Доктор Хаусман, новый начальник госпиталя, назначил доктора Венгера, кёльнского хирурга, ученика Хаберера, заведующим хирургическим отделением, а мне поручил терапевтическое отделение. Когда мы прибыли, в госпитале находилось около тысячи больных. Ежедневная летальность составляла от одного до двух процентов. В среднем ежедневно умирали десять человек, а иногда больше десяти. Большая часть тяжелобольных находилась в терапевтическом отделении, и смертность в нем была, соответственно, выше. Русские, естественно, сразу сделали вывод, что хирурги хорошие врачи, а заведующий терапевтическим отделением допускает такую высокую летальность, потому что он плохой врач.
Для начала мы рассортировали пациентов по их основным заболеваниям. Для больных тифом я выделил отдельное помещение для наблюдения и отдельное — большое, почти зал, для тяжелых больных.
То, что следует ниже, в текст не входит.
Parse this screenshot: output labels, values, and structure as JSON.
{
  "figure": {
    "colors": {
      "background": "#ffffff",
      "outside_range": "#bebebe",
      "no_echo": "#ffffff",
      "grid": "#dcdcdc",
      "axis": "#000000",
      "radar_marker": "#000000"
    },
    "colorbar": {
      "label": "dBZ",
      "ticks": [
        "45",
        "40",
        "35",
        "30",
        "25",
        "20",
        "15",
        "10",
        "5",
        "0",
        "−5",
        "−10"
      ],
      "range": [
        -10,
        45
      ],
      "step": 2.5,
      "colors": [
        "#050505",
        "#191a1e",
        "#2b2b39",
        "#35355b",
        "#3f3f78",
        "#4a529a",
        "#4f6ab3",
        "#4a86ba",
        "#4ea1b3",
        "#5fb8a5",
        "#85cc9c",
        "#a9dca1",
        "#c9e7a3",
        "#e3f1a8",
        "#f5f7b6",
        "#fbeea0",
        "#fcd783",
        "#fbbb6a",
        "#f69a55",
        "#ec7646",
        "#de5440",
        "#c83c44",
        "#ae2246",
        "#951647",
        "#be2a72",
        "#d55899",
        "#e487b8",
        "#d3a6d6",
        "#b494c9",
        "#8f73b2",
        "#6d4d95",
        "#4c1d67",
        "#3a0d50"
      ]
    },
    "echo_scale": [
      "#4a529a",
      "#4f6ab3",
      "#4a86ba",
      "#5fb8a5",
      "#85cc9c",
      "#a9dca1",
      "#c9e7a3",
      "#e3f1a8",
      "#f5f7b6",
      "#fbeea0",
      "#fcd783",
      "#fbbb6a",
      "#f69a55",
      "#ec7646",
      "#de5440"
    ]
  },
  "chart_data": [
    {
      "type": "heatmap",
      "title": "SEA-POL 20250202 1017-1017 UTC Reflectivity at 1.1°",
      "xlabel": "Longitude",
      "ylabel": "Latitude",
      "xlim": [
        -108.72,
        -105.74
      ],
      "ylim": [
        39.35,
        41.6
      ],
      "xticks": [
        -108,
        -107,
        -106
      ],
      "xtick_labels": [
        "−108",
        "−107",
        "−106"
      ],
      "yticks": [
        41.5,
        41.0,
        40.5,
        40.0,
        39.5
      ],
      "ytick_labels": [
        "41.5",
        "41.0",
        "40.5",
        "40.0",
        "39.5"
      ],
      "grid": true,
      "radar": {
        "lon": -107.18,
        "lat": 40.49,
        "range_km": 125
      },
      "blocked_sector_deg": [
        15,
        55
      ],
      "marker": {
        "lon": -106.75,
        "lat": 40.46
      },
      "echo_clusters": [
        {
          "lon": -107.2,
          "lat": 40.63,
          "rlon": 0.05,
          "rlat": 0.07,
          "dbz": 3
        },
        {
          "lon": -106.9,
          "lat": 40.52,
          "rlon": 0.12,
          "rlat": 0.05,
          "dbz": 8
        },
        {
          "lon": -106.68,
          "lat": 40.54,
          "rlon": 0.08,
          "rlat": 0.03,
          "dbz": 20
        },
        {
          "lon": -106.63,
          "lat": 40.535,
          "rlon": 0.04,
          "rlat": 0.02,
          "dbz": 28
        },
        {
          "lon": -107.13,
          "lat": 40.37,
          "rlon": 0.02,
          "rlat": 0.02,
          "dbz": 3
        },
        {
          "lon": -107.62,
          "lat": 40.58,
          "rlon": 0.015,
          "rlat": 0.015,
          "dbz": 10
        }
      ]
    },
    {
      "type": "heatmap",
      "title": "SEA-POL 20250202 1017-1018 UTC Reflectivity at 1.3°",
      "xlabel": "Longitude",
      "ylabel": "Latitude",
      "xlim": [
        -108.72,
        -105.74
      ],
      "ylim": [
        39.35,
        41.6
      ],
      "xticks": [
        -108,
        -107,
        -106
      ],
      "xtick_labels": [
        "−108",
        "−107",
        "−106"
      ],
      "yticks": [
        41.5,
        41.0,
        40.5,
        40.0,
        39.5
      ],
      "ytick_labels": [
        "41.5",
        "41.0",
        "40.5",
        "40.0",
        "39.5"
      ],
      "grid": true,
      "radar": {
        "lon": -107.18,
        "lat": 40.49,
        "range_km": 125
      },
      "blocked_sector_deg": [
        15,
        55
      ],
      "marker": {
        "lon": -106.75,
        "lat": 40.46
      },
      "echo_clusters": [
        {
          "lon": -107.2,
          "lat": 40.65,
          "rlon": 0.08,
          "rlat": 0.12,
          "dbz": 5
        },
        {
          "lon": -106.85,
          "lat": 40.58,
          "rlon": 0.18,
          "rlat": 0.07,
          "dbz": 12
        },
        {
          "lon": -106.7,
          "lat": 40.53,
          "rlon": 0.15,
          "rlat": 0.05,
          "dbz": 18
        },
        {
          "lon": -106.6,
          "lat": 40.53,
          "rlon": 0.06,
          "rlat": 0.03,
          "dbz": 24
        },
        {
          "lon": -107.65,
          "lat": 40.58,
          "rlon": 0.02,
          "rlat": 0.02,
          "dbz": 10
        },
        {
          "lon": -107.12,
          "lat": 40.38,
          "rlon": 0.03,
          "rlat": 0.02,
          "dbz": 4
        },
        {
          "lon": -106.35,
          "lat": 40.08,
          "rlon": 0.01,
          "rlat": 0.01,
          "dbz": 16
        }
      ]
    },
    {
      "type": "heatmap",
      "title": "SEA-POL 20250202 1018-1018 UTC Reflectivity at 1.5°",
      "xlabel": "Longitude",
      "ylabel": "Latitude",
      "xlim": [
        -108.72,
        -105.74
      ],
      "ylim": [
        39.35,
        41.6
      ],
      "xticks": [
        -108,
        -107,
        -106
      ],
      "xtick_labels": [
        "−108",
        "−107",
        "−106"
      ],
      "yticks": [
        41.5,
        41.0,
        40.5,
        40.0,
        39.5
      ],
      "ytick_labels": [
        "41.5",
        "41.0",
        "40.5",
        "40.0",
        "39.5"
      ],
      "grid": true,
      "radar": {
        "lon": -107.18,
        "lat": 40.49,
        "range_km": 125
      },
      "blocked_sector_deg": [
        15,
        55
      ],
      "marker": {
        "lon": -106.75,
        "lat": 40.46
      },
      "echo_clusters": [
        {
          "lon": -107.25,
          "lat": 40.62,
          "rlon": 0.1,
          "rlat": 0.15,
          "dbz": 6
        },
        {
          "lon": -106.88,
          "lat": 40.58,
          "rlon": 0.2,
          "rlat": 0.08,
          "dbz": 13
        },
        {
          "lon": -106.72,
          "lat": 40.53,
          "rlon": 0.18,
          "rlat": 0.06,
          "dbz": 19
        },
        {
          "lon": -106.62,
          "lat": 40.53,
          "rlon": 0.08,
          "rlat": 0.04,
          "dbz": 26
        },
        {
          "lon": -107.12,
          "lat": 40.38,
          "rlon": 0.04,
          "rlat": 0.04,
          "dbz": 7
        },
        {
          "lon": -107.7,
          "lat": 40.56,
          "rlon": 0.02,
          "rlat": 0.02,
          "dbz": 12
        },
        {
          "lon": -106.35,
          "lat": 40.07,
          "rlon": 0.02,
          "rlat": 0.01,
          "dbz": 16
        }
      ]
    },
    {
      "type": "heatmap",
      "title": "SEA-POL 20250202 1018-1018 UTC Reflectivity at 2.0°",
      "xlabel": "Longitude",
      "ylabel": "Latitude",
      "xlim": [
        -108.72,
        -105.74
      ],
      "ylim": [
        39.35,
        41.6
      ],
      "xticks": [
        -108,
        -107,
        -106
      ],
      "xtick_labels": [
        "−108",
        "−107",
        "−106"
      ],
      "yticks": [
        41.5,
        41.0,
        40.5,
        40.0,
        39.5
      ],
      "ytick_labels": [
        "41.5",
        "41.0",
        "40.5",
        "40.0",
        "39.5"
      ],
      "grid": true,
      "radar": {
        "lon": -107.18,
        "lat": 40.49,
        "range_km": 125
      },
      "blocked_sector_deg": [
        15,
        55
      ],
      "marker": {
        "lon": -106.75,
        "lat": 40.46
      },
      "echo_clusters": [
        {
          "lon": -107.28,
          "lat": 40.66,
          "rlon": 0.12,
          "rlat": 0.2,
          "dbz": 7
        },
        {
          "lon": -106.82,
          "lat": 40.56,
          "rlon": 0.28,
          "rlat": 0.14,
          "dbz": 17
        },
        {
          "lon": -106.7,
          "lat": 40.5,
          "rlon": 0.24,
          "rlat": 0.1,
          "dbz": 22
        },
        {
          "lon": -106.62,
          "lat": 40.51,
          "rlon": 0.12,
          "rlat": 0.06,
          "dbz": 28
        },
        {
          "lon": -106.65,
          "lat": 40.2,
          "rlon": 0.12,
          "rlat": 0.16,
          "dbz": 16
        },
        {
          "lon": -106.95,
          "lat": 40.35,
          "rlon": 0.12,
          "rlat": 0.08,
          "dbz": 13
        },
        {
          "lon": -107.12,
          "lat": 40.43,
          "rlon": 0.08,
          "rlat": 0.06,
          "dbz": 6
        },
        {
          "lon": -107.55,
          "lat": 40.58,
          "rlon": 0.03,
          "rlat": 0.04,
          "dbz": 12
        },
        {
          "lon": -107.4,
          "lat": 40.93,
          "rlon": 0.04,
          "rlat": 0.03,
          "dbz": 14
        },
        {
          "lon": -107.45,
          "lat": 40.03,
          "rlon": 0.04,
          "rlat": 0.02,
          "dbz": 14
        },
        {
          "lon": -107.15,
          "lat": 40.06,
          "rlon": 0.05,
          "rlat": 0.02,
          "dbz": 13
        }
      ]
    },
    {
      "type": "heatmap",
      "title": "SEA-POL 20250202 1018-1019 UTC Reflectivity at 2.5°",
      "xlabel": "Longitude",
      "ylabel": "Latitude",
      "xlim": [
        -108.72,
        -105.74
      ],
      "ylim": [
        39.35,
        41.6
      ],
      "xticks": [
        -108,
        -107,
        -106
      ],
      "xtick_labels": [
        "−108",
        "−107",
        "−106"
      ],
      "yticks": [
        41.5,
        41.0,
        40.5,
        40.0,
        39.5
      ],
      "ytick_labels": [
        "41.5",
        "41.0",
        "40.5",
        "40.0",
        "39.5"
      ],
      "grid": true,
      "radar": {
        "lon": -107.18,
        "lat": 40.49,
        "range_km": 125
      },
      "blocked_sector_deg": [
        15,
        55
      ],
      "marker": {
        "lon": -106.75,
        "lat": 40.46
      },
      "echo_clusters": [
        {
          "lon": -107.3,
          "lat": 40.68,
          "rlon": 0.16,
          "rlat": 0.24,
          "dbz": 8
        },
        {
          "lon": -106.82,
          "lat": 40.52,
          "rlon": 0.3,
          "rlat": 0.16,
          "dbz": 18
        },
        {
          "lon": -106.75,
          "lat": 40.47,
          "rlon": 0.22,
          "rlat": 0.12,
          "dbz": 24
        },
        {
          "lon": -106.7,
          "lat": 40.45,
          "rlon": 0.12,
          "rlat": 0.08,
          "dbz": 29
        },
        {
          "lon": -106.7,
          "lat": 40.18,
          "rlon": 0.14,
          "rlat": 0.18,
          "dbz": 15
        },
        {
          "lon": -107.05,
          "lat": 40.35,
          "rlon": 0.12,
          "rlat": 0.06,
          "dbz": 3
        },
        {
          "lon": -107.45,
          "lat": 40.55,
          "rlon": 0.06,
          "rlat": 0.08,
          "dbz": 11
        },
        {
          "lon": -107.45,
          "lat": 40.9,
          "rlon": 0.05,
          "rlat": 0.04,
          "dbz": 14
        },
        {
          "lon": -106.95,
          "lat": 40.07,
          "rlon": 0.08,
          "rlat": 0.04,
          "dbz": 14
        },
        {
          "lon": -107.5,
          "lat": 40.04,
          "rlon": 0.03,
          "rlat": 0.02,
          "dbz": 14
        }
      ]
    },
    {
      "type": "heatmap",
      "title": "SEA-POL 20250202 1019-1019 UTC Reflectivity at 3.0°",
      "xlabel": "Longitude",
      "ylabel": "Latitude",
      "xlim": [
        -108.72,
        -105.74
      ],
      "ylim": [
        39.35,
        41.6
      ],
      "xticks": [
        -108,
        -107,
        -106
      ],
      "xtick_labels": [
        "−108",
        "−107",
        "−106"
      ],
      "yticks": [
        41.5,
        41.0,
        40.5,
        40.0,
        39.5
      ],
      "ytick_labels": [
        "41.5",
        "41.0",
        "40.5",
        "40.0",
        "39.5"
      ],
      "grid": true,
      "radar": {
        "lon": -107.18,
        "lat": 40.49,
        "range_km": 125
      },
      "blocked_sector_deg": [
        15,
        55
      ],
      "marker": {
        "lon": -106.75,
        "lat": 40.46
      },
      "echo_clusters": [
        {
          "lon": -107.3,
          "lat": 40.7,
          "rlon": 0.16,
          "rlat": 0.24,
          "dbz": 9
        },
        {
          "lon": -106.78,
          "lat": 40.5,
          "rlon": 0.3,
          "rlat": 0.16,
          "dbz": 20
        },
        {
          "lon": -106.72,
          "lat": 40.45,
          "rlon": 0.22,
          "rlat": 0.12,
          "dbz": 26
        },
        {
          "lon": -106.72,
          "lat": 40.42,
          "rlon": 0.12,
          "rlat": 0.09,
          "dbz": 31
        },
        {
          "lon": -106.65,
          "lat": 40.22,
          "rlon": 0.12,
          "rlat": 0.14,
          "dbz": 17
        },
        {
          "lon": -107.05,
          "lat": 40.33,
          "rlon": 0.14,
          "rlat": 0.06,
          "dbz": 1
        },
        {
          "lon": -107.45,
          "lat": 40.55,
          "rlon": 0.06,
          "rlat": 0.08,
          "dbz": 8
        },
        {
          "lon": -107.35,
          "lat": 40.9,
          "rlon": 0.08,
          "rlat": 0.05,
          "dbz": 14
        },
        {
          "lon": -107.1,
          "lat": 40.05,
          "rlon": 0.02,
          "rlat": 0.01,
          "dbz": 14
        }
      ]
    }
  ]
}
Доктор Майр, которого я знал еще по бункеру Тимошенко, получил обсервационное отделение; а бледнолицый доктор Бургер, вечно улыбавшийся кадровый майор медицинской службы, — отделение для тяжелых больных. Бургер сам недавно перенес тиф, был очень бледен и страдал выраженной водянкой. Его мучили провалы в памяти и он с трудом запоминал имена. Делая обход, он подходил к больному, стягивал с него одеяло и спрашивал, как его фамилия. Потом он говорил: «Ах да, это Мюллер», после чего мгновенно вспоминал и диагноз и течение болезни. Однажды Бургер делал обход вместе с русским майором, который был поражен тем, что немецкий врач не знает своих больных по именам. По этому поводу он сделал мне замечание, но, когда я сказал, что Бургер недавно оправился от тифа, майор понимающе улыбнулся и сказал: «А-а, тиф!»
Большой зал практически сразу же был заполнен больными тифом. Больные лежали на полу, тесно прижавшись друг к другу. В углу стояло несколько железных коек, зарезервированных для самых тяжелых случаев. Этих больных я оставил на попечение доктора Ганса Лооса из Геттингена, одному из учеников Штрауба. Доктор Лоос прежде работал в госпитале номер 2а, где сам очень тяжело переболел тифом. Он почти совсем облысел и страдал от многочисленных волдырей; на груди оставались незаживающие язвы. Это был прекрасный врач — спокойный, вдумчивый, уравновешенный, отличался невероятной трудоспособностью и покладистым характером. Смотреть, как он работает, было одно удовольствие.
Нашего молодого венского коллегу, доктора Екеля, я сделал его помощником. К тому времени у Екеля полностью восстановился его живой ум и вернулось изящество. Он был немногословен, но работал очень добросовестно. Для нас он был настоящей находкой. Екель обладал неистощимым терпением (что было удивительно, если учесть его молодость), в особенности когда ему приходилось бороться с ранними симптомами сварливых и терявших рассудок больных.
В тифозном отделении вместе с пожилыми санитарами работал студент-медик из Вюрцбурга Ганель Кар. Он был юноша, почти еще ребенок. Такими же молодыми были и многие из наших больных. Возле самой печки лежал хрупкий парнишка по фамилии Зейдль. По лицу его вечно блуждала мечтательная улыбка. Несмотря на то что он, так же как и старшие его товарищи, страдал от головной боли, лихорадки и поноса, он никогда не позволял себе ни грубости, ни хамства. Он переболел тифом и еще несколькими болезнями. В последний раз я видел его в 1947 году. Он поправился, выздоровел, утратил многие детские черты, но не приобрел настоящей мужественности. Длительное пребывание в плену отразилось на Зейдле, как и на многих его ровесниках, как длительная болезнь — оно задержало их физическое и психическое развитие.